Other Iraqi opposition groups have said existing contracts could be renegotiated from scratch, but that every potential player would have the same opportunities and the best proposals will win the deal.

So what can Russia do about these deals? Legally, probably not very much.
However, it might be able to gain leverage through some $ 8 bn of Iraqi foreign debt owed to the Soviet Union that Russia has taken over, along with a further $ 8 bn in interest. "This adds up to a substantial claim and a potentially valuableasset," says Stephen O'Sullivan, head of research at Moscow-based United Financial Group.
The massive debt could be used as a way of guaranteeing participation in consortia to develop the fields and maintain existing agreements in some form. "It's quite likely that Russia will engage in some horse trading to get their debt paid and their contracts preserved," one source says.

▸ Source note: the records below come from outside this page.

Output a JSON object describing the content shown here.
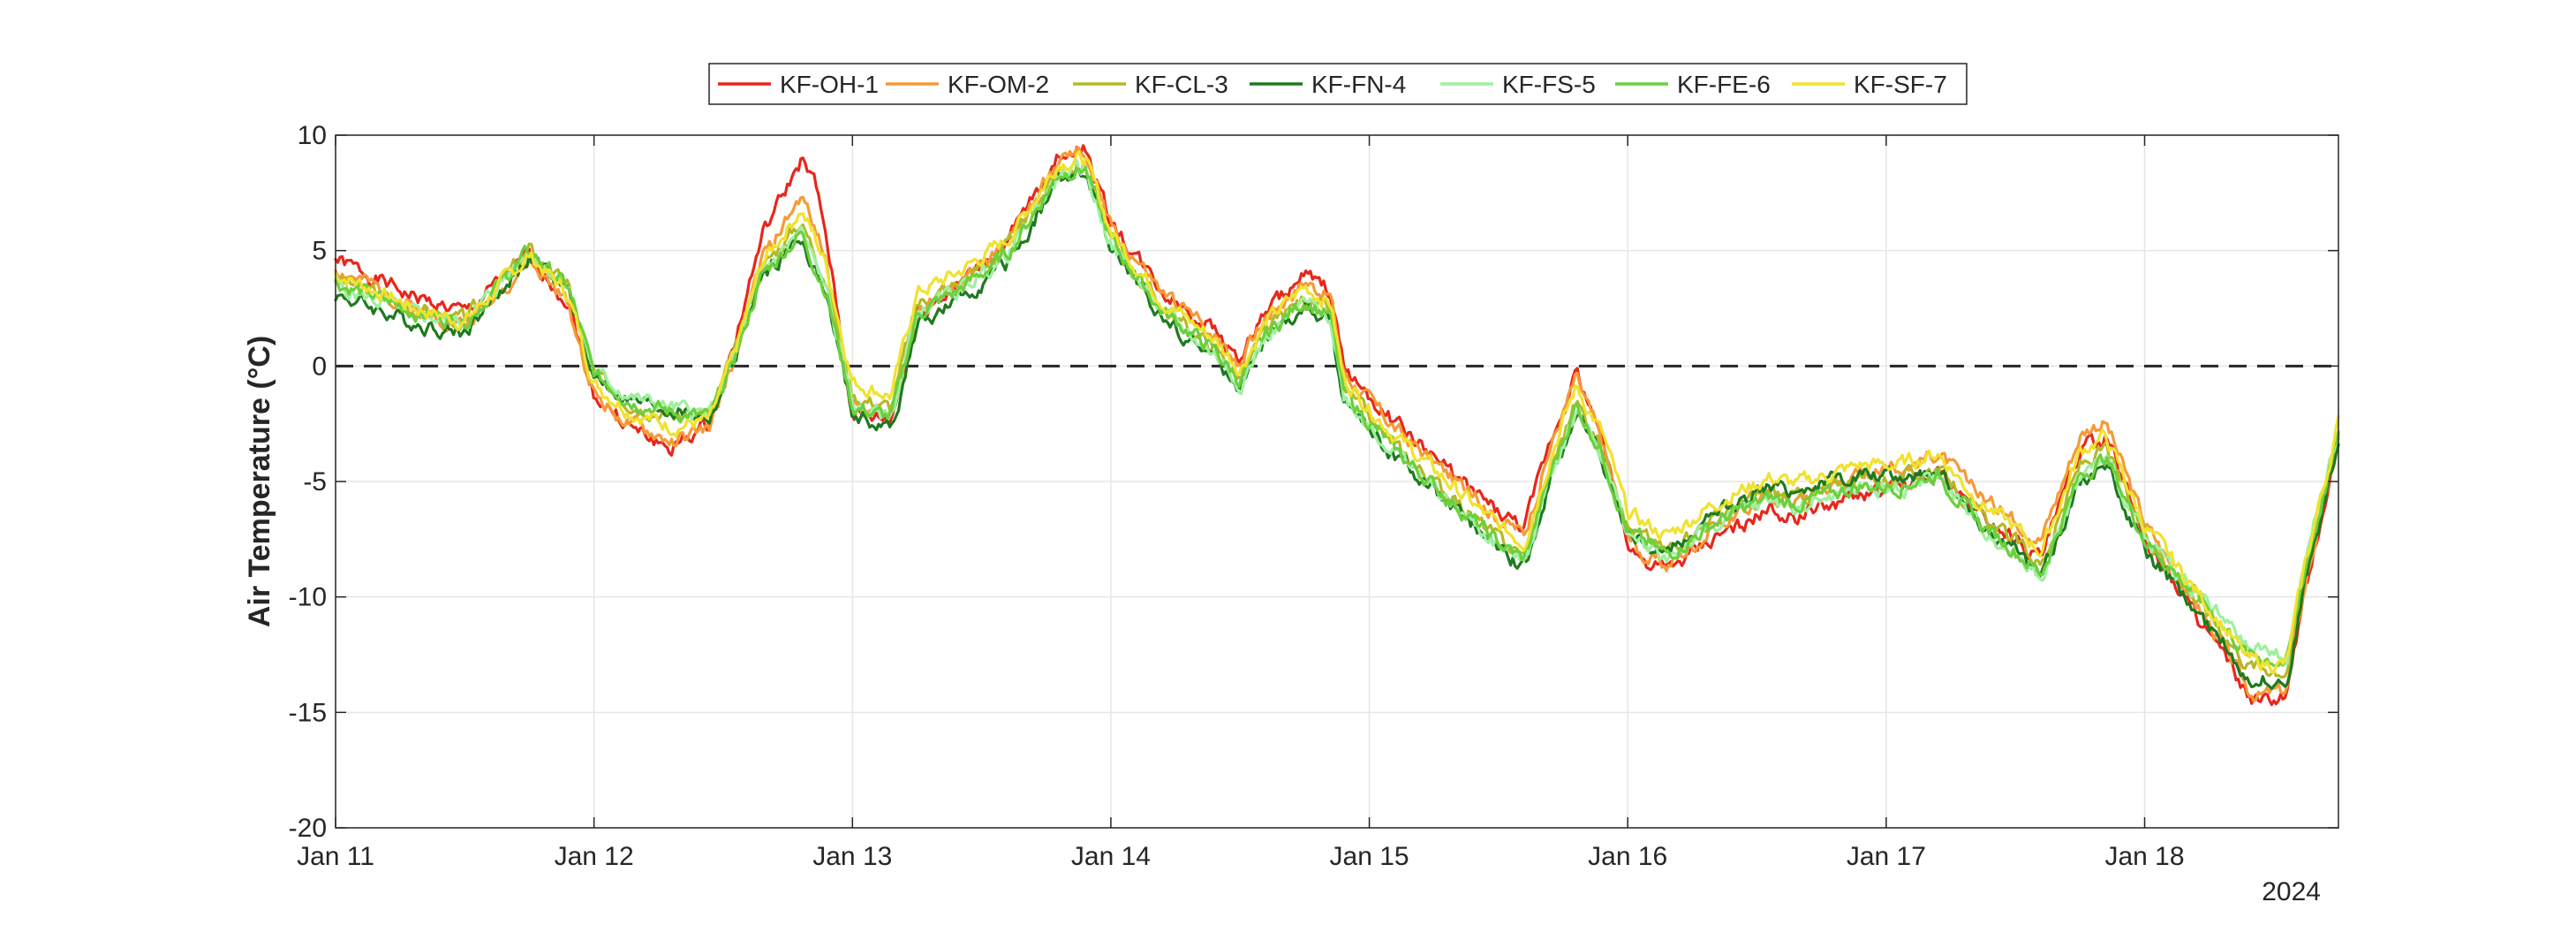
{
  "chart_data": {
    "type": "line",
    "title": "",
    "xlabel": "",
    "ylabel": "Air Temperature (°C)",
    "year_label": "2024",
    "ylim": [
      -20,
      10
    ],
    "xlim_days": [
      11,
      18.75
    ],
    "yticks": [
      10,
      5,
      0,
      -5,
      -10,
      -15,
      -20
    ],
    "xticks": [
      {
        "day": 11,
        "label": "Jan 11"
      },
      {
        "day": 12,
        "label": "Jan 12"
      },
      {
        "day": 13,
        "label": "Jan 13"
      },
      {
        "day": 14,
        "label": "Jan 14"
      },
      {
        "day": 15,
        "label": "Jan 15"
      },
      {
        "day": 16,
        "label": "Jan 16"
      },
      {
        "day": 17,
        "label": "Jan 17"
      },
      {
        "day": 18,
        "label": "Jan 18"
      }
    ],
    "grid": true,
    "reference_line": {
      "y": 0,
      "style": "dashed"
    },
    "legend_placement": "top-center",
    "x_unit": "day of January 2024",
    "base_series": {
      "x": [
        11.0,
        11.1,
        11.3,
        11.5,
        11.6,
        11.75,
        11.9,
        12.0,
        12.15,
        12.3,
        12.45,
        12.55,
        12.65,
        12.8,
        12.9,
        13.0,
        13.15,
        13.25,
        13.4,
        13.6,
        13.8,
        13.9,
        14.0,
        14.2,
        14.4,
        14.5,
        14.6,
        14.75,
        14.85,
        14.9,
        15.1,
        15.3,
        15.5,
        15.6,
        15.7,
        15.8,
        15.9,
        16.0,
        16.15,
        16.35,
        16.55,
        16.65,
        16.9,
        17.05,
        17.2,
        17.35,
        17.5,
        17.6,
        17.75,
        17.85,
        18.0,
        18.15,
        18.3,
        18.4,
        18.55,
        18.62,
        18.75
      ],
      "y": [
        3.6,
        3.2,
        2.3,
        1.8,
        3.0,
        4.8,
        3.2,
        -0.6,
        -1.8,
        -2.3,
        -2.4,
        0.5,
        4.0,
        6.0,
        3.5,
        -1.5,
        -2.0,
        2.5,
        3.4,
        5.0,
        8.5,
        8.7,
        5.5,
        2.5,
        0.8,
        -0.5,
        1.5,
        3.0,
        2.3,
        -1.0,
        -3.5,
        -5.5,
        -7.5,
        -8.2,
        -4.5,
        -1.5,
        -3.5,
        -7.0,
        -8.0,
        -6.5,
        -5.5,
        -5.8,
        -5.0,
        -5.0,
        -4.5,
        -6.5,
        -7.8,
        -8.8,
        -4.5,
        -3.8,
        -7.5,
        -9.5,
        -11.5,
        -13.0,
        -13.2,
        -9.0,
        -3.0
      ]
    },
    "series": [
      {
        "name": "KF-OH-1",
        "color": "#e8261c",
        "offsets": [
          {
            "x": 11.0,
            "d": 1.0
          },
          {
            "x": 11.5,
            "d": 0.5
          },
          {
            "x": 12.3,
            "d": -1.3
          },
          {
            "x": 12.85,
            "d": 3.3
          },
          {
            "x": 13.0,
            "d": -0.6
          },
          {
            "x": 13.9,
            "d": 0.8
          },
          {
            "x": 14.1,
            "d": 0.7
          },
          {
            "x": 15.8,
            "d": 1.2
          },
          {
            "x": 16.05,
            "d": -1.0
          },
          {
            "x": 16.9,
            "d": -0.6
          },
          {
            "x": 17.8,
            "d": 0.9
          },
          {
            "x": 18.45,
            "d": -1.6
          },
          {
            "x": 18.75,
            "d": -0.3
          }
        ],
        "seed": 1
      },
      {
        "name": "KF-OM-2",
        "color": "#f59a38",
        "offsets": [
          {
            "x": 11.0,
            "d": 0.6
          },
          {
            "x": 12.3,
            "d": -1.0
          },
          {
            "x": 12.85,
            "d": 1.5
          },
          {
            "x": 13.0,
            "d": -0.3
          },
          {
            "x": 13.9,
            "d": 0.5
          },
          {
            "x": 15.8,
            "d": 1.0
          },
          {
            "x": 16.05,
            "d": -0.8
          },
          {
            "x": 17.8,
            "d": 1.6
          },
          {
            "x": 18.45,
            "d": -1.2
          },
          {
            "x": 18.75,
            "d": 0.0
          }
        ],
        "seed": 2
      },
      {
        "name": "KF-CL-3",
        "color": "#b5b828",
        "offsets": [
          {
            "x": 11.0,
            "d": 0.2
          },
          {
            "x": 12.3,
            "d": 0.2
          },
          {
            "x": 12.85,
            "d": 0.3
          },
          {
            "x": 13.9,
            "d": 0.0
          },
          {
            "x": 15.8,
            "d": 0.0
          },
          {
            "x": 17.8,
            "d": 0.2
          },
          {
            "x": 18.75,
            "d": 0.0
          }
        ],
        "seed": 3
      },
      {
        "name": "KF-FN-4",
        "color": "#1f7a1f",
        "offsets": [
          {
            "x": 11.0,
            "d": -0.5
          },
          {
            "x": 11.4,
            "d": -0.4
          },
          {
            "x": 12.3,
            "d": 0.4
          },
          {
            "x": 12.85,
            "d": -0.5
          },
          {
            "x": 13.2,
            "d": -0.8
          },
          {
            "x": 13.9,
            "d": -0.4
          },
          {
            "x": 15.8,
            "d": -0.5
          },
          {
            "x": 16.7,
            "d": 0.5
          },
          {
            "x": 17.8,
            "d": -0.5
          },
          {
            "x": 18.75,
            "d": -0.4
          }
        ],
        "seed": 4
      },
      {
        "name": "KF-FS-5",
        "color": "#9ef09e",
        "offsets": [
          {
            "x": 11.0,
            "d": -0.2
          },
          {
            "x": 12.3,
            "d": 0.5
          },
          {
            "x": 12.85,
            "d": -0.2
          },
          {
            "x": 13.9,
            "d": -0.2
          },
          {
            "x": 15.8,
            "d": -0.3
          },
          {
            "x": 17.8,
            "d": -0.3
          },
          {
            "x": 18.45,
            "d": 0.8
          },
          {
            "x": 18.75,
            "d": 0.2
          }
        ],
        "seed": 5
      },
      {
        "name": "KF-FE-6",
        "color": "#6ccf3c",
        "offsets": [
          {
            "x": 11.0,
            "d": 0.0
          },
          {
            "x": 12.3,
            "d": 0.3
          },
          {
            "x": 12.85,
            "d": -0.3
          },
          {
            "x": 13.9,
            "d": -0.1
          },
          {
            "x": 15.8,
            "d": -0.2
          },
          {
            "x": 17.8,
            "d": -0.2
          },
          {
            "x": 18.45,
            "d": 0.5
          },
          {
            "x": 18.75,
            "d": 0.0
          }
        ],
        "seed": 6
      },
      {
        "name": "KF-SF-7",
        "color": "#f0e22e",
        "offsets": [
          {
            "x": 11.0,
            "d": 0.4
          },
          {
            "x": 12.3,
            "d": -0.3
          },
          {
            "x": 12.85,
            "d": 0.9
          },
          {
            "x": 13.9,
            "d": 0.3
          },
          {
            "x": 15.8,
            "d": 0.6
          },
          {
            "x": 17.8,
            "d": 0.8
          },
          {
            "x": 18.45,
            "d": 0.2
          },
          {
            "x": 18.75,
            "d": 0.5
          }
        ],
        "seed": 7
      }
    ]
  }
}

Either way, the contacts developed by years of close links between Russia and Iraq might not be entirely wasted if a US plan to change the top layers of Saddam's regime but keep the same technocrats and civil servants to run the country is implemented.
"There may be some reorganization, but the relationships that these companies have developed and the expertise they have in Iraq will count for something," says Martin Purvis, author of an upcoming report on Iraq's oil industry at the UK energy consultancy Wood Mackenzie.

And the enormous investment -- estimated at more than $ 30 bn -- that will be needed in export and other infrastructure from the landlocked country before the fields can be developed, will necessitate the formation of consortia. So LUKoil and the other companies could still play a role.
LUKoil’s head, Vagit Alekperov, seems confident that his company's interests are safe. Late last year, he said he had been assured that Russian interests in Iraq would be protected. "He's obviously counting on the special relationship between the US and Russia and more importantly the power that Russia wields in the UN Security Council and the trade-offs that will be made there," one source says.